In [None]:
import re
import pandas as pd
import plotly.express as px
import spacy
from copy import deepcopy

## Information on answers
Which answer corresponds to which prompt, etc

In [None]:
info_answers = pd.read_csv("info_answers.csv")
print(info_answers.shape)
info_answers.head(3)

## Get answers from forms
granularity, relevance, diversity, succinctness

In [None]:
def read_answers(data_path):
    df = pd.read_csv(data_path).transpose()[:-1]
    time_info = df.iloc[0]
    df = df[1:]
    columns = list(df.columns)
    df.reset_index(inplace=True)
    df.columns = ["answer"] + columns
    
    return df.melt(id_vars='answer', value_vars=columns, var_name='n', value_name='value')

In [None]:
answers = {f"f{i}": read_answers(f"f{i}_answers.csv") for i in ["1", "2"]}
answers["f1"].head(3)

In [None]:
def build_data(answers, info_answers, columns):
    data_list = []
    for form, info in answers.items():
        info_answer = info_answers[info_answers.form == form].reset_index(drop=True)
        for n in info.n.unique():
            curr_df = pd.concat([info_answer, info[info.n == n].reset_index(drop=True)], axis=1)
            curr_df.reset_index(drop=True, inplace=True)
            data_list.append(curr_df)
    data = pd.concat(data_list, axis=0, ignore_index=True).reset_index(drop=True)
    return data

In [None]:
columns = list(info_answers.columns) + list(answers["f1"].columns)
data = build_data(answers=answers, info_answers=info_answers, columns=columns)
data

## Add groundedness

In [None]:
def clean_answer(text):
    new_text = re.sub(r'""" \[.+\]', '', text)
    new_text = re.sub(r'"""\n \[.+\]', '', new_text)
    new_text = re.sub(r'Answer: \n"""\n', '', new_text)
    new_text = re.sub(r'Answer:\n"""\n', '', new_text)
    new_text = re.sub(r'Answer:  \n"""\n', '', new_text)
    return new_text

grounding = pd.read_csv("grounding.csv")
grounding["answer_pp"] = grounding["answer"].apply(clean_answer)
grounding.groundedness = grounding.groundedness.str.replace(',', '.').astype(float)
print(grounding.shape)
grounding.head(3)

In [None]:
data_grounded = deepcopy(data[["form", "type_question", "data", "type_answer", "answer"]])
data_grounded["answer_pp"] = data_grounded["answer"].apply(clean_answer)
data_grounded = data_grounded.drop_duplicates().sort_values(by="answer_pp")
print(data_grounded.shape)
data_grounded.head(3)

In [None]:
data_grounded = pd.merge(data_grounded, grounding[["answer_pp", "groundedness"]], on='answer_pp', how='left')
data_grounded["metric"] = "groundedness"
data_grounded["n"] = -1
data_grounded = data_grounded.rename(columns={"groundedness": "value"})
data_grounded["answer"] = 'Answer:\n"""\n' + data_grounded["answer_pp"] + '""" \[Groundedness]'
data_grounded = data_grounded[data.columns].drop_duplicates()
print(data_grounded.shape)
data_grounded.head(3)

In [None]:
data = pd.concat([data, data_grounded], axis=0, ignore_index=True).reset_index(drop=True)
print(data.shape)
data.head(3)

## Analyse results

In [None]:
data.groupby(["type_answer", "metric"]).agg({"value": "mean"})

In [None]:
def format(x):
    if str(x)[0].isdigit():
        return str(round(x, 2))
    return "\\texttt{" + str(x).replace("_", "\\_") + "}"

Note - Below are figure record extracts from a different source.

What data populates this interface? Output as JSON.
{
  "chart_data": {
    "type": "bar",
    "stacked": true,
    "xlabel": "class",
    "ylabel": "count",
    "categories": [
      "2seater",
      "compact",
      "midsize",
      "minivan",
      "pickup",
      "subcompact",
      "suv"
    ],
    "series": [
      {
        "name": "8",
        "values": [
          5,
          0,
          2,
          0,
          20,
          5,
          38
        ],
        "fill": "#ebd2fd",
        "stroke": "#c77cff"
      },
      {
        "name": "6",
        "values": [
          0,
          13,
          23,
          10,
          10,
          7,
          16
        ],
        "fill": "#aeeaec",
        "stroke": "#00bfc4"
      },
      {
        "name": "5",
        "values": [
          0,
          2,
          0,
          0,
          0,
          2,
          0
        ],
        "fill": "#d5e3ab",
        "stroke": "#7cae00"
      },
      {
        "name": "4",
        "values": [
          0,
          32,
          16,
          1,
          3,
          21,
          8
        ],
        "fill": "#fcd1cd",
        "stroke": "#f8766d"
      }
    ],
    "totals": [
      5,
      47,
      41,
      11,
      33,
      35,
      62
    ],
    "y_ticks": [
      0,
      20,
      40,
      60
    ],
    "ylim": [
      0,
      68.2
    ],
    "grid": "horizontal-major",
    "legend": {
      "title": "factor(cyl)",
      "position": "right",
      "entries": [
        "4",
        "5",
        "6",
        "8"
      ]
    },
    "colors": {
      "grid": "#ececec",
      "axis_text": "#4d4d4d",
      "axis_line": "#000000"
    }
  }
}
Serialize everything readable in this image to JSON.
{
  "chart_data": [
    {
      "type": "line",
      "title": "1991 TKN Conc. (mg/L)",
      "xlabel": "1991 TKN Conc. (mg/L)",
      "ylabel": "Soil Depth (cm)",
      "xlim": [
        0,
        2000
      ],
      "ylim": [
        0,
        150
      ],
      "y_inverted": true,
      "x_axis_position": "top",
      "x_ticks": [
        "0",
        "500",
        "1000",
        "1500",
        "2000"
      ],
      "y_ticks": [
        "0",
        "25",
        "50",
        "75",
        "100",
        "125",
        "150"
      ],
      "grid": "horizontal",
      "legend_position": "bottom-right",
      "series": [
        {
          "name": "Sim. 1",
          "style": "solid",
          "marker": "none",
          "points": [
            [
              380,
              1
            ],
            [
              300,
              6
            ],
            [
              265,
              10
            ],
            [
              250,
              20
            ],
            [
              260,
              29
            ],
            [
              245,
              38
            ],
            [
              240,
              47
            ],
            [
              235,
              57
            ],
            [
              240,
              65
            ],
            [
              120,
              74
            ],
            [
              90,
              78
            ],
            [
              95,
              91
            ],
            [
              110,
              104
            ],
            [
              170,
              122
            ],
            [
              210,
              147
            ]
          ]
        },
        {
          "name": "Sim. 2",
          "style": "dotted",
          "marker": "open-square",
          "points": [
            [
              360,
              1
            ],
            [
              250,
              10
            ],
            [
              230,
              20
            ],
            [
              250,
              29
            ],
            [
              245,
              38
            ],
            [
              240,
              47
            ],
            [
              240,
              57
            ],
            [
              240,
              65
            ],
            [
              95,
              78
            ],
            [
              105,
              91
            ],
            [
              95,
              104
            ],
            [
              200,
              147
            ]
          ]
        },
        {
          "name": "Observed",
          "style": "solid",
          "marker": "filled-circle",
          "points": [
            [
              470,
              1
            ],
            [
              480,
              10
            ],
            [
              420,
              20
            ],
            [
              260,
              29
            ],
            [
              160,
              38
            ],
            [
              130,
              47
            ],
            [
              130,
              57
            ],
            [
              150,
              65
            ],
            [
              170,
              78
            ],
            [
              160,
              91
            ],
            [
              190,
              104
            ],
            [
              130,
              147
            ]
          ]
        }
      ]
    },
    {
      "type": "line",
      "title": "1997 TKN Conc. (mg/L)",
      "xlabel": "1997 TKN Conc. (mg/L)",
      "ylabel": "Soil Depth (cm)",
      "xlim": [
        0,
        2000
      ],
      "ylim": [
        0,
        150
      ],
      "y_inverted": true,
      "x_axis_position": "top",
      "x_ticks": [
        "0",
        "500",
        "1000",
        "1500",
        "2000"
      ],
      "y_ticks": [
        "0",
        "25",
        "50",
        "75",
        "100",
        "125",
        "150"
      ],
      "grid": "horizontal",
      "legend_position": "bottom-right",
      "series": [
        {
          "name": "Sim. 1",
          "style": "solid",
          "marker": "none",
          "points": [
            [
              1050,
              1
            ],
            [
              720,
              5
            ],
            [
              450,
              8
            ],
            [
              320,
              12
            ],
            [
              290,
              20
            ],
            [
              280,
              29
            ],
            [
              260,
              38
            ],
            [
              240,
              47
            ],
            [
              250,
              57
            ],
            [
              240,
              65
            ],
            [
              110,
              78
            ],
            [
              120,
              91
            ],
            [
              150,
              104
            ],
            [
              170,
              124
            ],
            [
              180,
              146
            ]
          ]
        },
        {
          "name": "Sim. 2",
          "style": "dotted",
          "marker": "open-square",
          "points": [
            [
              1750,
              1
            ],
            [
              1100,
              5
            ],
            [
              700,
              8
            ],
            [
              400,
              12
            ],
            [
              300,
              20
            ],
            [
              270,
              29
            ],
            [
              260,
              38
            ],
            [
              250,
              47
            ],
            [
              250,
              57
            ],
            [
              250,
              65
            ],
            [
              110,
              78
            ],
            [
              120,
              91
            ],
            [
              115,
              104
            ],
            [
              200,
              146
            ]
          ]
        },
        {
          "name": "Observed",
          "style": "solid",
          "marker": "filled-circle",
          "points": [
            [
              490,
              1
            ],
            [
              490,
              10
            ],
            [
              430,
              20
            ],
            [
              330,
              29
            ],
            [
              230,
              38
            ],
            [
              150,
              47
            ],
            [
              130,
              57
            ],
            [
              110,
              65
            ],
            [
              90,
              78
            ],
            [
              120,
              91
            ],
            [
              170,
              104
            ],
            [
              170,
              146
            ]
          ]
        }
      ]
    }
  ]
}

mean_res = data.groupby(["type_answer", "metric"]).agg({"value": "mean"})
latex_data = mean_res.reset_index().pivot(index="type_answer", columns="metric", values="value").reset_index()
columns = ["type_answer", "granularity", "relevance", "succinctness", "diversity", "groundedness"]
for _, row in latex_data.iterrows():
    print(' & '.join([format(row[x]) for x in columns]) + " \\" + "\\")

In [None]:
for metric in data.metric.unique():
    fig = px.histogram(data[data.metric==metric], x="value", color="type_answer", barmode="group")
    print(f"Metric: {metric}")
    fig.show()

In [None]:
data.groupby(["type_answer", "metric"]).agg({"value": "mean"})

In [None]:
# Sample DataFrame
grouped = data.groupby(["type_answer", "metric"]).agg({"value": "mean"}).reset_index()

# Create scatter plot using Plotly Express
fig = px.scatter(grouped, x='metric', y='value', color='type_answer', #symbol='metric',
                 color_discrete_sequence=px.colors.qualitative.Set1,
                 #symbol_sequence=['circle', 'square', 'diamond', 'cross', 'x', 'triangle-up']
                 )

# Update layout
fig.update_layout(
    title='Scatter Plot',
    xaxis=dict(title='Type Question'),
    yaxis=dict(title='Value', range=[1,5])
)

# Show the plot
fig.show()

In [None]:
grounding[["nb_events", "nb_mentioned"]]